The peeking problem occurs when you check a test's p-value repeatedly during its runtime and stop the experiment as soon as it crosses the significance threshold. This practice — common in practice, wrong in theory — dramatically inflates your false positive rate.
A fixed-horizon test run to completion at α = 0.05 has a 5% chance of a false positive. A test checked daily and stopped at first significance can have a false positive rate of 25–30% — even though the displayed p-value shows 0.05.
Why Peeking Inflates False Positives
Statistical significance thresholds assume you collect all data, then run one test. Each time you peek and compute a p-value, you're running another test on the same data. Multiple comparisons inflate the chance of seeing an extreme result by chance.

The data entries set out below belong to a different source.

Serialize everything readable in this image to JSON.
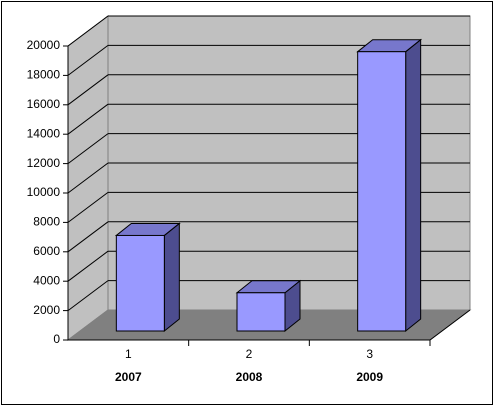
{
  "chart_data": {
    "type": "bar3d",
    "categories": [
      "1",
      "2",
      "3"
    ],
    "subcategories": [
      "2007",
      "2008",
      "2009"
    ],
    "values": [
      6500,
      2600,
      19000
    ],
    "color": "#9999ff",
    "ylim": [
      0,
      20000
    ],
    "yticks": [
      0,
      2000,
      4000,
      6000,
      8000,
      10000,
      12000,
      14000,
      16000,
      18000,
      20000
    ],
    "grid": true
  }
}
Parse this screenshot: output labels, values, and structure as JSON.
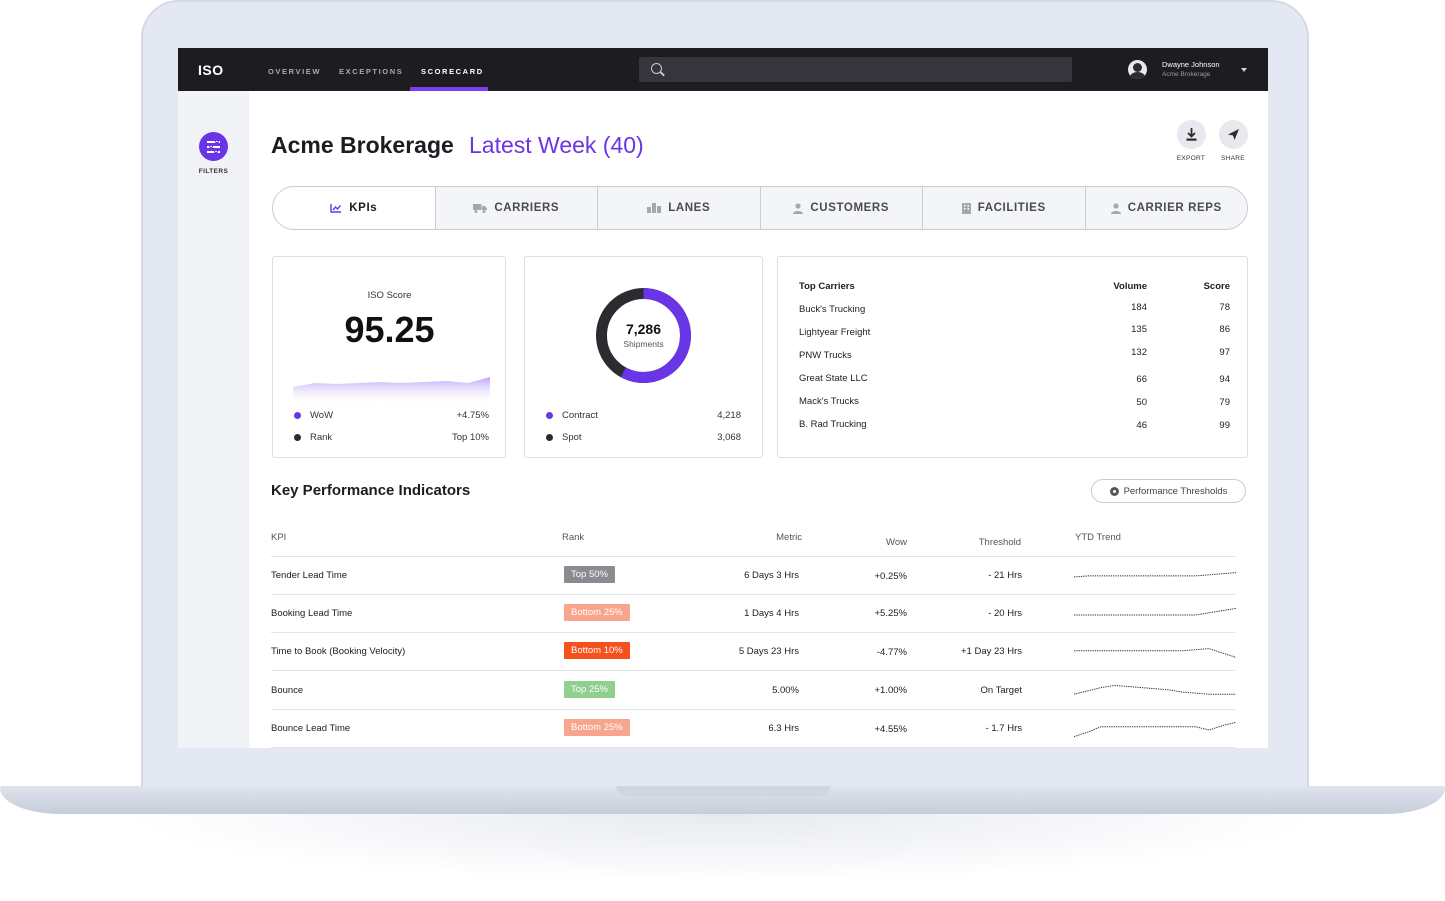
{
  "nav": {
    "logo": "ISO",
    "tabs": [
      {
        "label": "OVERVIEW"
      },
      {
        "label": "EXCEPTIONS"
      },
      {
        "label": "SCORECARD"
      }
    ],
    "search_placeholder": "",
    "user": {
      "name": "Dwayne Johnson",
      "company": "Acme Brokerage"
    }
  },
  "sidebar": {
    "filters_label": "FILTERS"
  },
  "header": {
    "title": "Acme Brokerage",
    "subtitle": "Latest Week (40)",
    "export_label": "EXPORT",
    "share_label": "SHARE"
  },
  "tabs": [
    {
      "label": "KPIs",
      "icon": "chart-icon"
    },
    {
      "label": "CARRIERS",
      "icon": "truck-icon"
    },
    {
      "label": "LANES",
      "icon": "city-icon"
    },
    {
      "label": "CUSTOMERS",
      "icon": "person-icon"
    },
    {
      "label": "FACILITIES",
      "icon": "building-icon"
    },
    {
      "label": "CARRIER REPS",
      "icon": "person-icon"
    }
  ],
  "iso_card": {
    "label": "ISO Score",
    "score": "95.25",
    "wow_label": "WoW",
    "wow_value": "+4.75%",
    "rank_label": "Rank",
    "rank_value": "Top 10%",
    "trend": [
      78,
      82,
      81,
      82,
      83,
      82,
      83,
      84,
      82,
      88
    ]
  },
  "shipments_card": {
    "total": "7,286",
    "unit": "Shipments",
    "contract_label": "Contract",
    "contract_value": "4,218",
    "spot_label": "Spot",
    "spot_value": "3,068",
    "contract_share": 0.579,
    "colors": {
      "contract": "#6a35e6",
      "spot": "#2b2b30"
    }
  },
  "top_carriers": {
    "heading": "Top  Carriers",
    "volume_label": "Volume",
    "score_label": "Score",
    "rows": [
      {
        "name": "Buck's Trucking",
        "volume": "184",
        "score": "78"
      },
      {
        "name": "Lightyear Freight",
        "volume": "135",
        "score": "86"
      },
      {
        "name": "PNW Trucks",
        "volume": "132",
        "score": "97"
      },
      {
        "name": "Great State LLC",
        "volume": "66",
        "score": "94"
      },
      {
        "name": "Mack's Trucks",
        "volume": "50",
        "score": "79"
      },
      {
        "name": "B. Rad  Trucking",
        "volume": "46",
        "score": "99"
      }
    ]
  },
  "kpi": {
    "title": "Key Performance Indicators",
    "thresholds_button": "Performance Thresholds",
    "columns": {
      "kpi": "KPI",
      "rank": "Rank",
      "metric": "Metric",
      "wow": "Wow",
      "threshold": "Threshold",
      "trend": "YTD Trend"
    },
    "rows": [
      {
        "kpi": "Tender Lead Time",
        "rank": "Top 50%",
        "rank_color": "#8a8a90",
        "metric": "6 Days 3 Hrs",
        "wow": "+0.25%",
        "threshold": "- 21 Hrs",
        "trend": [
          40,
          41,
          41,
          41,
          41,
          41,
          41,
          41,
          41,
          41,
          42,
          43,
          44
        ]
      },
      {
        "kpi": "Booking Lead Time",
        "rank": "Bottom 25%",
        "rank_color": "#f7a58c",
        "metric": "1 Days 4 Hrs",
        "wow": "+5.25%",
        "threshold": "- 20 Hrs",
        "trend": [
          40,
          40,
          40,
          40,
          40,
          40,
          40,
          40,
          40,
          40,
          42,
          44,
          46
        ]
      },
      {
        "kpi": "Time to Book (Booking Velocity)",
        "rank": "Bottom 10%",
        "rank_color": "#f4511e",
        "metric": "5 Days 23 Hrs",
        "wow": "-4.77%",
        "threshold": "+1 Day 23 Hrs",
        "trend": [
          42,
          42,
          42,
          42,
          42,
          42,
          42,
          42,
          42,
          43,
          44,
          40,
          36
        ]
      },
      {
        "kpi": "Bounce",
        "rank": "Top 25%",
        "rank_color": "#8fcf8f",
        "metric": "5.00%",
        "wow": "+1.00%",
        "threshold": "On Target",
        "trend": [
          38,
          41,
          44,
          46,
          45,
          44,
          43,
          42,
          40,
          39,
          38,
          38,
          38
        ]
      },
      {
        "kpi": "Bounce Lead Time",
        "rank": "Bottom 25%",
        "rank_color": "#f7a58c",
        "metric": "6.3 Hrs",
        "wow": "+4.55%",
        "threshold": "- 1.7 Hrs",
        "trend": [
          34,
          38,
          43,
          43,
          43,
          43,
          43,
          43,
          43,
          43,
          40,
          44,
          47
        ]
      }
    ]
  }
}
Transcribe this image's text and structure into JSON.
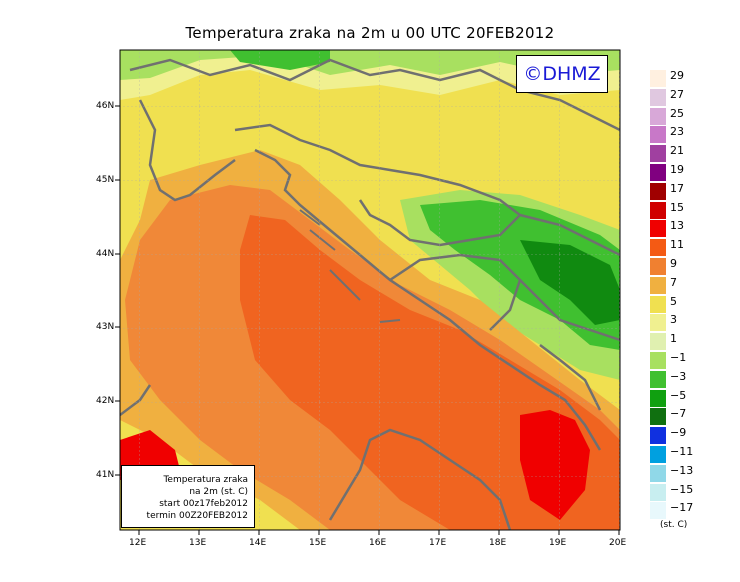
{
  "title": "Temperatura zraka na 2m u 00 UTC 20FEB2012",
  "logo": "©DHMZ",
  "info_box": {
    "line1": "Temperatura zraka",
    "line2": "na 2m (st. C)",
    "line3": "start 00z17feb2012",
    "line4": "termin 00Z20FEB2012"
  },
  "lat_labels": [
    "46N",
    "45N",
    "44N",
    "43N",
    "42N",
    "41N"
  ],
  "lon_labels": [
    "12E",
    "13E",
    "14E",
    "15E",
    "16E",
    "17E",
    "18E",
    "19E",
    "20E"
  ],
  "legend": {
    "units": "(st. C)",
    "labels": [
      "29",
      "27",
      "25",
      "23",
      "21",
      "19",
      "17",
      "15",
      "13",
      "11",
      "9",
      "7",
      "5",
      "3",
      "1",
      "−1",
      "−3",
      "−5",
      "−7",
      "−9",
      "−11",
      "−13",
      "−15",
      "−17"
    ],
    "colors": [
      "#fff0e0",
      "#e0c8e0",
      "#d8a8d8",
      "#c878c8",
      "#a040a0",
      "#800080",
      "#a00000",
      "#d00000",
      "#f00000",
      "#f45a14",
      "#f08030",
      "#f0b040",
      "#f0e050",
      "#f0f090",
      "#e0f0b0",
      "#a8e060",
      "#40c030",
      "#10a010",
      "#107010",
      "#1030e0",
      "#00a0e0",
      "#90d8e8",
      "#c8eef0",
      "#e8f8fc"
    ]
  },
  "colors": {
    "sea_warm": "#f06420",
    "sea_mid": "#f08838",
    "coast": "#f0b040",
    "land_mild": "#f0e050",
    "land_pale": "#f0f090",
    "green_light": "#a8e060",
    "green": "#40c030",
    "green_dark": "#108a10",
    "red": "#f00000",
    "border": "#707070"
  }
}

Think of it like flipping a coin 100 times and stopping whenever you see 6 heads in a row — you'll stop far more often than the probability of any single 6-head sequence suggests.
How Often Peeking Happens
The false positive rate scales with how often you peek:
| Peeks at intermediate points | True false positive rate (nominal α = 0.05) |
|---|---|
| 0 (run to completion) | 5% |
| 5 | ~14% |
| 10 | ~19% |
| 20+ | ~25%+ |
Solutions
Sequential testing / always-valid p-values — Methods like mSPRT (mixture Sequential Probability Ratio Test) or e-values are designed to be checked at any time without inflating error rates. Several modern platforms use these by default.
Pre-commitment — Decide your sample size and runtime upfront. Write them down. Don't stop the test until the planned endpoint, regardless of interim results.
Bayesian A/B testing — Bayesian methods produce probabilities (e.g., "85% chance variant beats control") that can be interpreted at any point without the same peeking inflation, though they have their own assumptions.
Alpha spending — Formal interim analysis procedures that "spend" portions of the Type I error budget at each checkpoint, maintaining the overall rate at α.
The easiest fix is also the most discipline-demanding: set your runtime before you start, and don't look at the results until it's done.